H. SIDGWICK, I Metodi dell’etica, Milano, 1995
«La giustizia è la prima virtù delle istituzioni sociali, così come la
verità lo è dei sistemi di pensiero. Una teoria, per quanto semplice ed
elegante, deve essere abbandonata o modificata se non è vera. Allo
stesso modo, leggi e istituzioni, non importa quanto efficienti e ben
congegnate, devono essere riformate o abolite se sono ingiuste. Ogni
persona possiede un’inviolabilità fondata sulla giustizia su cui neppure
il benessere della società nel suo complesso può prevalere. Per questa
ragione la giustizia nega che la perdita della libertà per qualcuno
possa essere giustificata da maggiori benefici goduti da altri…Di
conseguenza, in una società giusta sono date per scontate eguali libertà
di cittadinanza; i diritti garantiti dalla giustizia non possono essere
oggetto né della contrattazione politica, né del calcolo degli interessi
sociali…un’ingiustizia è tollerabile solo quando è necessaria per
evitarne una ancora maggiore.

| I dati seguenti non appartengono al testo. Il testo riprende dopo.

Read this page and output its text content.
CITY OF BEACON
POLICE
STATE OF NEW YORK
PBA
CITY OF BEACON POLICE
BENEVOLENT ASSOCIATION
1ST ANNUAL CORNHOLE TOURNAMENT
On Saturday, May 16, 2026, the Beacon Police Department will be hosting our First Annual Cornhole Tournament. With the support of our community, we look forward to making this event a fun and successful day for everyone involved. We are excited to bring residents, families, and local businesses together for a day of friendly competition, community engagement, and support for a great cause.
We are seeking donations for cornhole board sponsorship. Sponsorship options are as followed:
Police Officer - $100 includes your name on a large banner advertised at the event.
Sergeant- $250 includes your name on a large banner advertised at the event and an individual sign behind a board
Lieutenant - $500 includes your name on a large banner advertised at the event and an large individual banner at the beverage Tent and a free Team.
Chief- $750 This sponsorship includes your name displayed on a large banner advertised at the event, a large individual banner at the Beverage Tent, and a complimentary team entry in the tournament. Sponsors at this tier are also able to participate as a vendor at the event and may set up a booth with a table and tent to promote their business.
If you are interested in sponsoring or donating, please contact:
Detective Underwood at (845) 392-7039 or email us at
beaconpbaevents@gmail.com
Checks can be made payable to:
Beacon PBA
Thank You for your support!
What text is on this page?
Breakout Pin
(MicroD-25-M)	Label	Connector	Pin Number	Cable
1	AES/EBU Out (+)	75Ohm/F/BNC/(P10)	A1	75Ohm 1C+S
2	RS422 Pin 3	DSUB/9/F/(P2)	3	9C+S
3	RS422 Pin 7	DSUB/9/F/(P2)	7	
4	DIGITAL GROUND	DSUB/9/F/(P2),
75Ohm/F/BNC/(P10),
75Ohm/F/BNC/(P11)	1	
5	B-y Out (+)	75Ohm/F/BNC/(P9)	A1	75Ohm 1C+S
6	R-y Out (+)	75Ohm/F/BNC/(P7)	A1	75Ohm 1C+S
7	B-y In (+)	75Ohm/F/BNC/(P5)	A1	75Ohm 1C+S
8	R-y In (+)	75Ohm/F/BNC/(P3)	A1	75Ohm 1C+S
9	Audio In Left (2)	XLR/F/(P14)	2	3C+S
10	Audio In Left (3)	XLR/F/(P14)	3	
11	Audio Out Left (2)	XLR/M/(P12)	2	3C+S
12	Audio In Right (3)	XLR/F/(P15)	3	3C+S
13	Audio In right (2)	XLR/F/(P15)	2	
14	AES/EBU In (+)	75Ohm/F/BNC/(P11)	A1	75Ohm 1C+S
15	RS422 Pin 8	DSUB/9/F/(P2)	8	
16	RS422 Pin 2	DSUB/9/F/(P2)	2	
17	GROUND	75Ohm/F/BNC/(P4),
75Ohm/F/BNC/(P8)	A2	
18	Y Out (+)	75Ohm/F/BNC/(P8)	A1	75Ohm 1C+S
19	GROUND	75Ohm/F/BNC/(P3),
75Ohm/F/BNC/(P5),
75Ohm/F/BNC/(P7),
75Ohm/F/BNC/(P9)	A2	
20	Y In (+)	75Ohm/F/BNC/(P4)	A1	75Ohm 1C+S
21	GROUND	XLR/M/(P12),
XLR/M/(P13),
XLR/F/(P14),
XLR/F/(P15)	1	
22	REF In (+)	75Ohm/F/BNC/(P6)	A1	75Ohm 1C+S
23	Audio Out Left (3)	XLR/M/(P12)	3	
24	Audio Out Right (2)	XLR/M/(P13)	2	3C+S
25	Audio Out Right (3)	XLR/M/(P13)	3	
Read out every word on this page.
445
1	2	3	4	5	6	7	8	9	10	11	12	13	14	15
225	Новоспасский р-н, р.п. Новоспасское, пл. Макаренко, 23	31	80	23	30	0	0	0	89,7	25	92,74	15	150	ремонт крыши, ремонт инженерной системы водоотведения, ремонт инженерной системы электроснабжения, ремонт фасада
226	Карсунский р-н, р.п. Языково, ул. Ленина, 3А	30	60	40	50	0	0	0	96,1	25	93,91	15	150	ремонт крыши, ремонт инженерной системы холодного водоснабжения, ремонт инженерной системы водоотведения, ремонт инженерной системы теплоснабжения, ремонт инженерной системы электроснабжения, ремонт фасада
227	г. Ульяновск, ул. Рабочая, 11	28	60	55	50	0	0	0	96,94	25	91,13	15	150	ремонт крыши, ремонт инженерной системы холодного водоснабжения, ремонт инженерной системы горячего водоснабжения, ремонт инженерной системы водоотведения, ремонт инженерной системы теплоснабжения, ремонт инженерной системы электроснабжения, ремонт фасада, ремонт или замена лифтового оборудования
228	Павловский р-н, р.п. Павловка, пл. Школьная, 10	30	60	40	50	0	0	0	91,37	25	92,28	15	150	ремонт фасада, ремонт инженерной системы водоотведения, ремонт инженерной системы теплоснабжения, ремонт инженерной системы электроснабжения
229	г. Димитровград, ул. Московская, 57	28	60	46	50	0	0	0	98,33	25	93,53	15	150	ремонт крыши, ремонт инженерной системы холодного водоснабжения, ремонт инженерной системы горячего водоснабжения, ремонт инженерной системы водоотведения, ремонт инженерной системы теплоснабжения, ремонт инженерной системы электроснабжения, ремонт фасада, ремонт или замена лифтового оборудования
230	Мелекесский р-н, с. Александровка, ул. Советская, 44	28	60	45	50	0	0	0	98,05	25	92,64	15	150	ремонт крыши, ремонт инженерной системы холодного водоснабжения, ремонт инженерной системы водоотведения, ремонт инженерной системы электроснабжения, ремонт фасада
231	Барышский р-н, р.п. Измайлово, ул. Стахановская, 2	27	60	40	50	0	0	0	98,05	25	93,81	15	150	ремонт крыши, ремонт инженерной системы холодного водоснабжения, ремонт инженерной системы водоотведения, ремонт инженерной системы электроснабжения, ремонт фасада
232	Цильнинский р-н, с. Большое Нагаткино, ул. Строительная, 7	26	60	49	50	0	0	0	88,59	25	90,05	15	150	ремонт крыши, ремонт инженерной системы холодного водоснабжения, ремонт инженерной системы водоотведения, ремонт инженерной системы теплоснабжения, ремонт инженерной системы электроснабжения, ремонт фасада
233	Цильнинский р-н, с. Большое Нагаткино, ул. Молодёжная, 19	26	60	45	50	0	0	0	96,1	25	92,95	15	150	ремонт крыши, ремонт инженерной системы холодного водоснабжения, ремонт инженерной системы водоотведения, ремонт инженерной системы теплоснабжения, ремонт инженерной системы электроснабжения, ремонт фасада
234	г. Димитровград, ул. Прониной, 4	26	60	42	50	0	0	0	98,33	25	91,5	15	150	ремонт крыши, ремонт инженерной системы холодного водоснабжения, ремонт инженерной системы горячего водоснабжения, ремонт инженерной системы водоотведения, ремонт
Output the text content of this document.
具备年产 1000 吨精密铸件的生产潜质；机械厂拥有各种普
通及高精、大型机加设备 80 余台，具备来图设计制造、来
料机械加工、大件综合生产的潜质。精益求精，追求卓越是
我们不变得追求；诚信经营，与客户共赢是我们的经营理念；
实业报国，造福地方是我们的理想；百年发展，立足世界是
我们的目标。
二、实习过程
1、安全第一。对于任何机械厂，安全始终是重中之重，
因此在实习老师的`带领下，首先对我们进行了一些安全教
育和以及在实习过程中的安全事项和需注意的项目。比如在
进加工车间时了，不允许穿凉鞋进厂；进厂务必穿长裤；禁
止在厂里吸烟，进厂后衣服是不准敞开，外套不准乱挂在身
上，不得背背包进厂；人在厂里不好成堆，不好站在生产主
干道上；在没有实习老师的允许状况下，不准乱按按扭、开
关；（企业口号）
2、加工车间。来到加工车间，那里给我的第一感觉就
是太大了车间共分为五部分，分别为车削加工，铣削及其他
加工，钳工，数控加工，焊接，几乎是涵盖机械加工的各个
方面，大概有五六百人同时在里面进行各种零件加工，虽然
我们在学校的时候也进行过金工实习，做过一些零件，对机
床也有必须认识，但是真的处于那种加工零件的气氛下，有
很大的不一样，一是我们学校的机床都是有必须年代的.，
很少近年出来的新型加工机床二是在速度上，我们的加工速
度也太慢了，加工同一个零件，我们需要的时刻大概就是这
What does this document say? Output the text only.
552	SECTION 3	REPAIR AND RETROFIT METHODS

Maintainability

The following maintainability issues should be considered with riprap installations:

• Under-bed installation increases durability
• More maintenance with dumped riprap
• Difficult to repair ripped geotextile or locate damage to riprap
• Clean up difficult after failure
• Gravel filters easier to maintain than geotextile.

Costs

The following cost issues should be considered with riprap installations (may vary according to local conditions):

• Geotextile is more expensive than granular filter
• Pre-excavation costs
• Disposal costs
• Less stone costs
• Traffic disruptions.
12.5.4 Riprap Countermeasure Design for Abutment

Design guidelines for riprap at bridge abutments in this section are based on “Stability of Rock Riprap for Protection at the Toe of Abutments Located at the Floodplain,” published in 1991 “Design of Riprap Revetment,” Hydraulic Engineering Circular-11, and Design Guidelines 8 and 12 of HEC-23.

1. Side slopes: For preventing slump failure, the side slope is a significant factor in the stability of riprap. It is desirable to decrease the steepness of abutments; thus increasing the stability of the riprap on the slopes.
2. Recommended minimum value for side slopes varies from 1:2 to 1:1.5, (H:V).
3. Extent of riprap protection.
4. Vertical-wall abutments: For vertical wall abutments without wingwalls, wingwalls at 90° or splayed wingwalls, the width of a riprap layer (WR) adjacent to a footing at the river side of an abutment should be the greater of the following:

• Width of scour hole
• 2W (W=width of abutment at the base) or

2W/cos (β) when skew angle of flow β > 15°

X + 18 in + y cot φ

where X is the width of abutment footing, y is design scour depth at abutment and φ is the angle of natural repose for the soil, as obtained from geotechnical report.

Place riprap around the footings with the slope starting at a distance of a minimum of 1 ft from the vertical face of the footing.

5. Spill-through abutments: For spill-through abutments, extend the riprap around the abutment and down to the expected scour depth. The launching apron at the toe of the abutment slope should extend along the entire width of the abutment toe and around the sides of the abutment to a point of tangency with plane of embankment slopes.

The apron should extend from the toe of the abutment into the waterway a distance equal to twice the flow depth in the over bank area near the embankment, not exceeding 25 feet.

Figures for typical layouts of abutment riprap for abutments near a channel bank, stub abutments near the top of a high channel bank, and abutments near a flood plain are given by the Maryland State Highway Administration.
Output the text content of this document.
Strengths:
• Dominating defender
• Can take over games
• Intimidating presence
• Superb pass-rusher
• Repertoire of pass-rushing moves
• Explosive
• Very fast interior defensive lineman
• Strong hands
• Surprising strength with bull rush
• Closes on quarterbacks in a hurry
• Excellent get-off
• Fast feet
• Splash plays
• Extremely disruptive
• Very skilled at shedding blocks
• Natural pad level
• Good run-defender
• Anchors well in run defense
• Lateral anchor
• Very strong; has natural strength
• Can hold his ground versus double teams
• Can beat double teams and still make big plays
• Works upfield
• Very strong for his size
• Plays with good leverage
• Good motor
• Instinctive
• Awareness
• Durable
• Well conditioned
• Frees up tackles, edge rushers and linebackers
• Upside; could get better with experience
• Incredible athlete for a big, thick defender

Poiché la verità e la giustizia sono le
virtù principali delle attività umane, esse non possono essere soggette
a compromessi.»
J. RAWLS, Una teoria della giustizia, Milano, 1982
«Che l’idea di giustizia non si esaurisca nel fatto storico o positivo,
ci è dimostrato dal suo perpetuo rinascere nella coscienza come esigenza
assoluta…Senza cotesta vocazione e attività inesausta della coscienza,
neppure si spiegherebbe la vita storica del diritto; poiché appunto da
quella attitudine originaria ed insopprimibile dipende il plasmarsi e
riplasmarsi continuo dei rapporti sociali e delle regole che li
dominano…Chi viola leggermente le leggi scuote le basi stesse della vita
civile, e vulnera le condizioni dalle quali dipende la rispettabilità
della sua persona. Ma il culto della giustizia non consiste solo
nell’osservanza della legalità, né vuole esser confuso con essa. Non
coll’adagiarci supinamente nell’ordine stabilito, né coll’attendere
inerti che la giustizia cada dall’alto, noi rispondiamo veramente alla
vocazione della nostra coscienza giuridica. Questa vocazione c’impone
una partecipazione attiva e indefessa all’eterno dramma, che ha per
teatro la storia, e per tema il contrasto tra il bene e il male, tra il
diritto e il torto. Noi non dobbiamo solo obbedire alle leggi, ma anche
vivificarle e cooperare al loro rinnovamento…Chi dice giustizia, dice
subordinazione ad una gerarchia di valori; e nulla è più contrario a un
tale principio che l’arbitraria rimozione dei limiti che separano il
lecito dall’illecito, il merito dal demerito…Solo la giustizia
risplende, guida sicura, sul vario tumulto delle passioni…Senza di essa,
né la vita sarebbe possibile, né, se anche fosse, meriterebbe di essere
vissuta.»
G. DEL VECCHIO, La Giustizia, Roma, 1959
«B...In una qualsiasi società, e dunque anche in una società
democratica, la funzione fondamentale del diritto è quella di stabilire
le regole dell’uso della forza. Le regole dell’uso della forza vuol
dire: chi deve esercitare l’uso della forza (non chiunque, ma solo
coloro che sono autorizzati ad esercitarla); come (con un giudizio
regolato); quando (non in un qualsiasi momento, ma quando sono state
completate le procedure definite dalla legge); quanto (non puoi punire
un furtarello nello stesso modo in cui punisci un omicidio). In uno
Stato di diritto una delle grandi funzioni delle leggi è quella di
stabilire come deve essere usato il monopolio della forza legittima che
lo Stato detiene.»
N. BOBBIO e M. VIROLI, Dialogo intorno alla Repubblica, Roma – Bari,
2001
3. AMBITO STORICO - POLITICO
ARGOMENTO: La nascita della Costituzione repubblicana: il laborioso
cammino dalla dittatura ad una partecipazione politica compiuta
nell’Italia democratica.
DOCUMENTI
«Il fascismo aveva condotto il paese
alla catastrofe, come gli antifascisti avevano previsto. Ma la
resistenza, contrariamente alle loro speranze, non fu una palingenesi.
Non occorsero molti mesi...per accorgersi che il fascismo, nonostante la
guerra sanguinosa che aveva scatenato, era stato una lunga parentesi,
chiusa la quale la storia sarebbe cominciata più o meno al punto in cui
la parentesi era stata aperta…La Resistenza non fu una rivoluzione e
tanto meno la tanto attesa rivoluzione italiana: rappresentò puramente e
semplicemente la fine violenta del fascismo e servì a costruire più
rapidamente il ponte tra l’età postfascista e l’età prefascista, a
ristabilire la continuità tra l’Italia di ieri e quella di domani.»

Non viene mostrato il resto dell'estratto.